Séparée de toi, je ne voudrais pas habiter dans le ciel même ; je te le jure, noble enfant de Raghou[1], par ton amour et ta vie !…

Pour une femme de bien, ce n’est pas un père, ni un fils, ni une mère, ni un ami, ni son âme à elle-même, qui est la route à suivre : non ! son époux seul est la voie suprême…

Mon père, ma mère et tous mes parents, digne enfant de Raghou, ne m’ont-ils pas laissée dans tes mains en me donnant ce précepte : Tu ne dois pas avoir une autre habitation que celle de ton époux[2].
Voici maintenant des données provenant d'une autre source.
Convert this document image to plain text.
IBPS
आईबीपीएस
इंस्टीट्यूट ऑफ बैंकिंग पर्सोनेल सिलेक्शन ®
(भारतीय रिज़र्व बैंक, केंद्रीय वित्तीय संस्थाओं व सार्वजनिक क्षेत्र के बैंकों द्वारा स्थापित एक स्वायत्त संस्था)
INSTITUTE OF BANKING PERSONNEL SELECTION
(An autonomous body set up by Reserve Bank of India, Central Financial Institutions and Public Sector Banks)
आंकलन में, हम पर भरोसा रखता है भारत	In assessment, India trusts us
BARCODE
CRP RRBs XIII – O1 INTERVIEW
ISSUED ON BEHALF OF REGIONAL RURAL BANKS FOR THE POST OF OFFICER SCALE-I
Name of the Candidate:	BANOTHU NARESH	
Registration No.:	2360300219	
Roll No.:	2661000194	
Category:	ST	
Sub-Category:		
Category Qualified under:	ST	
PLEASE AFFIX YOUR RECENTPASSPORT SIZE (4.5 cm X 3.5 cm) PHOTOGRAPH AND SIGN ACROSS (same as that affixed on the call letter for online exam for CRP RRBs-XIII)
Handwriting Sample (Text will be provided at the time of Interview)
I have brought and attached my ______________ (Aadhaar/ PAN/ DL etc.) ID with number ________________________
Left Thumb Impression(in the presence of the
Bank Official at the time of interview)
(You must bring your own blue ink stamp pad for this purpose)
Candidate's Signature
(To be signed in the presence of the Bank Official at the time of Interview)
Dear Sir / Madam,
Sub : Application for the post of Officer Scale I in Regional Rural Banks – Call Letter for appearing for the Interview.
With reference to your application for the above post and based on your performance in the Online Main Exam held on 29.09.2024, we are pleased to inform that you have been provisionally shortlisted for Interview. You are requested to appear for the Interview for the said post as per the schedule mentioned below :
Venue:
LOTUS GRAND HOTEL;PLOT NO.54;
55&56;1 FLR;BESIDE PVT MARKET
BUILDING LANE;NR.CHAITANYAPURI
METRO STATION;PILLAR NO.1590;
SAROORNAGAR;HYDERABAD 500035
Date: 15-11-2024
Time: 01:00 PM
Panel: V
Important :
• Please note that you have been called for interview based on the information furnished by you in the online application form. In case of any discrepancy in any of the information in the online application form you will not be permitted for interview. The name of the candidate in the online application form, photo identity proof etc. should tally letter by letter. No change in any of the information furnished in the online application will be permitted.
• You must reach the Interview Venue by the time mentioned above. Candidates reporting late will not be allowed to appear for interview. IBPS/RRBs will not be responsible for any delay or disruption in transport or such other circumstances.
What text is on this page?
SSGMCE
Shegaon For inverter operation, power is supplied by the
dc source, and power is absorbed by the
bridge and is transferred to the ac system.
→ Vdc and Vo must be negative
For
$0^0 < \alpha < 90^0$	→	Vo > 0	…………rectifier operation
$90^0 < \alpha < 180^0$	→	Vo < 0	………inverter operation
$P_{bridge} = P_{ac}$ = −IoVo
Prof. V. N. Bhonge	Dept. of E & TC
Et Sita se réjouit, ou feint de se réjouir, à la pensée de tous les plaisirs qui l’attendent : quel amusement de voir des fleuves nouveaux et de visiter des montagnes inconnues, de se plonger dans des eaux transparentes où des peuples de cygnes se jouent entre des lotus, et d’habiter dans des forêts embaumées par des fleurs délicieuses !

Mais Rama, à ce tableau enchanteur forgé par l’imagination de Sita, oppose l’affreuse réalité dans une vivante des-

  1. Ancêtre de Rama.
  2. Ramayana, poème sanscrit de Valmiki mis en français par H. Fauche, Paris, Franck, 1854, t. II , p. 159-161.